THE ASSOCIATION OF HYDROCEPHALUS AND ARNOLD-CHIARI MALFORMATION WITH SPINA BIFIDA IN THE FETUS

Abstract
The association of hydrocephalus and Arnold‐Chiari malformation with spina bifida in the fetus. Twenty‐one fetuses with spina bifida and twenty apparently normal fetuses of between 14–23 weeks gestation were examined for the presence of hydrocephalus and Arnold‐Chiari malformation. Sacral, lumbo‐sacral, lumbar, thoraco‐lumbo‐sacral and thoraco‐lumbar lesions were found.

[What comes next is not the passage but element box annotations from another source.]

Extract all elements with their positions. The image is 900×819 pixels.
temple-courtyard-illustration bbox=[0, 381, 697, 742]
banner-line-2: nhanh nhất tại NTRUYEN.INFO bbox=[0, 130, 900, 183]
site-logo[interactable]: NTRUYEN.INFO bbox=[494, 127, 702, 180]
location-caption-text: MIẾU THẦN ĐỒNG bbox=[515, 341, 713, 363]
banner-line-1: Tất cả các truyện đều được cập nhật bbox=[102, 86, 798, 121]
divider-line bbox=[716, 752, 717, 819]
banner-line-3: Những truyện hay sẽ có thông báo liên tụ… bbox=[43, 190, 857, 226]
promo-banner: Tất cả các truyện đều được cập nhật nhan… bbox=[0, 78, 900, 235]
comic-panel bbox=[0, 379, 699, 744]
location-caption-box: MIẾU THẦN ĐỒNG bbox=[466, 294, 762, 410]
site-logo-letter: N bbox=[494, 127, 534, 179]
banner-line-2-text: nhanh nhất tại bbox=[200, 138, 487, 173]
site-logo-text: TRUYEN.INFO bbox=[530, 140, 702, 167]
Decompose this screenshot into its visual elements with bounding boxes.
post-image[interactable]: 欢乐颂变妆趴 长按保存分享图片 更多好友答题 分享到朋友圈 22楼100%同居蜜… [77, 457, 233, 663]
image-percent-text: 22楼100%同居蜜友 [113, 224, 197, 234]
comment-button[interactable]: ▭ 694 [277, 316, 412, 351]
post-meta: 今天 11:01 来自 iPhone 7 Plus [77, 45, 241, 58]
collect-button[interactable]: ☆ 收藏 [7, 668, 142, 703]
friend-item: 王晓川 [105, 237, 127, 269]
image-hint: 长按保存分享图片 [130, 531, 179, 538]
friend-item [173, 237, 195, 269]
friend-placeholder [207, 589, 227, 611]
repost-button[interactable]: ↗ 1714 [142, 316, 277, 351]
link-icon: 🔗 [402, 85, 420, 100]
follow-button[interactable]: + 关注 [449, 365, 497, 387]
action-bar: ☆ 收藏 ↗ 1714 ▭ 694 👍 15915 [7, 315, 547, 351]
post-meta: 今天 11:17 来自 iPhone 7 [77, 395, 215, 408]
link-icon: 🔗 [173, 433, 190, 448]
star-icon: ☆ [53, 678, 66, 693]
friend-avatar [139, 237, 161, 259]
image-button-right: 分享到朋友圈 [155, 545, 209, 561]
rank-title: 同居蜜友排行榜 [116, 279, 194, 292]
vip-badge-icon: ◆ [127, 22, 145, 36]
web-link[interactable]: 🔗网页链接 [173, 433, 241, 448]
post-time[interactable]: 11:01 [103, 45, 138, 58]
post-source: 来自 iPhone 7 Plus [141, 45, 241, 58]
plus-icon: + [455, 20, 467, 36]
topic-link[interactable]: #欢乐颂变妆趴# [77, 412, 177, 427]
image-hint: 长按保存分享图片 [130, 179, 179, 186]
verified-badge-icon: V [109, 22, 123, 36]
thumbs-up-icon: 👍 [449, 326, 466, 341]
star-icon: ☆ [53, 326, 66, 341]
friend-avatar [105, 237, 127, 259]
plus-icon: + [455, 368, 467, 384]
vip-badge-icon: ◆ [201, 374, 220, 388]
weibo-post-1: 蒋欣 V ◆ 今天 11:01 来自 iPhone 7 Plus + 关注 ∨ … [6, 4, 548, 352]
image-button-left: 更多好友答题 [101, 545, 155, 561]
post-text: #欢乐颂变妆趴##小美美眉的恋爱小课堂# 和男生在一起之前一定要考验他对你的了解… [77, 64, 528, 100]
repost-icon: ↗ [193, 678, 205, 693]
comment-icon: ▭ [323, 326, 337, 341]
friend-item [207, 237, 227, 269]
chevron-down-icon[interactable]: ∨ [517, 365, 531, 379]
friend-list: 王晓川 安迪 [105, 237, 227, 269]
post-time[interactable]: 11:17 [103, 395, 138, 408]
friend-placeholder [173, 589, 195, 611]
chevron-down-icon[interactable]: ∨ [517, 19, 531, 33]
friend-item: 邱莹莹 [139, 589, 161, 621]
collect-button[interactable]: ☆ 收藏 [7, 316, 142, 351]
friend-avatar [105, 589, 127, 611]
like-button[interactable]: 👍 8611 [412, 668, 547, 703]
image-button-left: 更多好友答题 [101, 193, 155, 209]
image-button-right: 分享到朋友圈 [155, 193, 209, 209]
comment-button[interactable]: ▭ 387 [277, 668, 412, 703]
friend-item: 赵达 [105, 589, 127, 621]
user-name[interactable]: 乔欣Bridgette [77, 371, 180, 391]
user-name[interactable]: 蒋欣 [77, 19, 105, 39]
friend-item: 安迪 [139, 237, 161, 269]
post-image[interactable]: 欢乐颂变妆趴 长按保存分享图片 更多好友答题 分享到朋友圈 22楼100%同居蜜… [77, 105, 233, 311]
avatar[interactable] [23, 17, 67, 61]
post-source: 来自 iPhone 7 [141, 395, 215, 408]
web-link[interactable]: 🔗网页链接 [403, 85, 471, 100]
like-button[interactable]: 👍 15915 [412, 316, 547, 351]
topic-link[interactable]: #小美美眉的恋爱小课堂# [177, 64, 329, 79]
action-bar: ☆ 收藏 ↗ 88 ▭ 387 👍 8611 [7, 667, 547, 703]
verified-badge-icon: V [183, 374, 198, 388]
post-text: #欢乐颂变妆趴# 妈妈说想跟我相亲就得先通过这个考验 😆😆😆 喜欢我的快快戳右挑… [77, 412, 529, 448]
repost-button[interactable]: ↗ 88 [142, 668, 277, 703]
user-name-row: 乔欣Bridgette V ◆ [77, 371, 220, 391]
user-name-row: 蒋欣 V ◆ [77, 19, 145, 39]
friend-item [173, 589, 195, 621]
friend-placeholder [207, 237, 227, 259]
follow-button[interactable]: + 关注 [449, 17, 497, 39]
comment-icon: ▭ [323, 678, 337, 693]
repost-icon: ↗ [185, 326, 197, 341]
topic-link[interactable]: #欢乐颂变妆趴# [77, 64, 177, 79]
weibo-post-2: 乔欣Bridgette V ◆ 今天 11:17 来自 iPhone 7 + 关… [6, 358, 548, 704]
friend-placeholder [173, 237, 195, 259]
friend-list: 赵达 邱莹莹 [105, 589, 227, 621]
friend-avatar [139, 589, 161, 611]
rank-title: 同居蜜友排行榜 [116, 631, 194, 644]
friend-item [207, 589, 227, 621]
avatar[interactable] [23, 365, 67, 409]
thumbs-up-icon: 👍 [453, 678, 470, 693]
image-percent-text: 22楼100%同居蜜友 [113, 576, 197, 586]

Some were closed, some were open. The amount of neural tissue at the site of the lesion was very variable. In three cases, diastematomyelia was found. The heads of spina bifida fetuses were not enlarged. Hydrocephalus was found in eleven of them and the Arnold‐Chiari malformation in twelve. In nine fetuses the abnormalities co‐existed. Hydrocephalic brains showed depression of the tentorium, abnormalities in the corpus callosum and absence of the lateral fissure. The more cephalad and extensive the spinal lesion, the more likely it was to be accompanied by brain abnormalities. Isolated sacral defects were not associated either with hydrocephalus or with the Arnold‐Chiari malformation. Pathological changes in the brain occurred in the presence of both open and closed spinal lesions and were apparently unrelated to fetal age. No evidence was found as to the sequence in which these brain abnormalities appeared.